- Genre: Variety
- Presented by: Michael Williamson Mary Hardy
- Country of origin: Australia
- Original language: English

Production
- Producer: Garry Stewart

Original release
- Network: Seven Network
- Release: 10 October 1970 – 1978

= The Penthouse Club =

The Penthouse Club is an Australian weekly variety program produced live to air from the studios of HSV-7 Melbourne from 10 October 1970. It was originally hosted by Michael Williamson (also a football commentator for HSV) and comedian Mary Hardy.

==Production and synopsis==
The program, screening each Saturday night from around 8.30 pm (the starting time varied over the years depending on HSV-7's Saturday night VFL football commitments), was a mix of comedy, light entertainment and live coverage of harness racing from the RAS Showgrounds and, later, Moonee Valley racecourse. The weekly lottery draw Tattslotto was incorporated as a segment in the program from around 1972. The Penthouse Club was considered a welcome alternative on Saturday nights which is often regarded as a wasteland of reruns and low-grade movies on other channels. The long-time musical director for the program was Ivan Hutchinson.

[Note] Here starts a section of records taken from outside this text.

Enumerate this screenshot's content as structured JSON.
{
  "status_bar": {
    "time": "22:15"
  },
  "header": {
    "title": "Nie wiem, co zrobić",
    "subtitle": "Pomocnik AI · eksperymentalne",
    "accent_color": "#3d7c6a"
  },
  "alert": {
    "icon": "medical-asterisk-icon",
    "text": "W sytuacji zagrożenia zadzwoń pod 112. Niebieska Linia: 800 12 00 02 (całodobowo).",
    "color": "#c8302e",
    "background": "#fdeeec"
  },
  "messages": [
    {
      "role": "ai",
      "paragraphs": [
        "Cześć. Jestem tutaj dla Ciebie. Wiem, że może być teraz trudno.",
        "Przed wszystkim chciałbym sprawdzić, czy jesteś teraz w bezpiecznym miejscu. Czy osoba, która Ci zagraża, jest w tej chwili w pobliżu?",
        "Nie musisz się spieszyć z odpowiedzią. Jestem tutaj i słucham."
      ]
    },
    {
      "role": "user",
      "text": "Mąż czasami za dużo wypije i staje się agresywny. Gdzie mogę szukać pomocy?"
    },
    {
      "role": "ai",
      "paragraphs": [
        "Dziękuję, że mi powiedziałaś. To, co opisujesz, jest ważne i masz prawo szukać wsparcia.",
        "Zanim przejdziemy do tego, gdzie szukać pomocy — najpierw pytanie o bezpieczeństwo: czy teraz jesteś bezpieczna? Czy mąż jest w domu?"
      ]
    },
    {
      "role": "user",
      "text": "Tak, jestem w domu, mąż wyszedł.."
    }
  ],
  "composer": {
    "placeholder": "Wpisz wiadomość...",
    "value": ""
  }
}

In 1978, Williamson was replaced by Ernie Sigley and the program was retitled Saturday Night Live (with no relation to the NBC show) in 1979. Hardy left the program during 1978. The predecessor programs were Sunnyside Up and Club Seven.

==Similar programs==
Rival television network Network Ten station ATV-10 attempted to resurrect the format in 1980 with little success.

Also during the 1970s, Network Ten's Adelaide station ADS-7 produced their own version of The Penthouse Club with Bob Francis, Anne Wills and Sandy Roberts, with the program and presenters winning a number of Logie Awards for popularity in South Australia.

In 1979 John Cootes was appointed as John Singleton's replacement as host of Channel 10's Saturday Night Live program.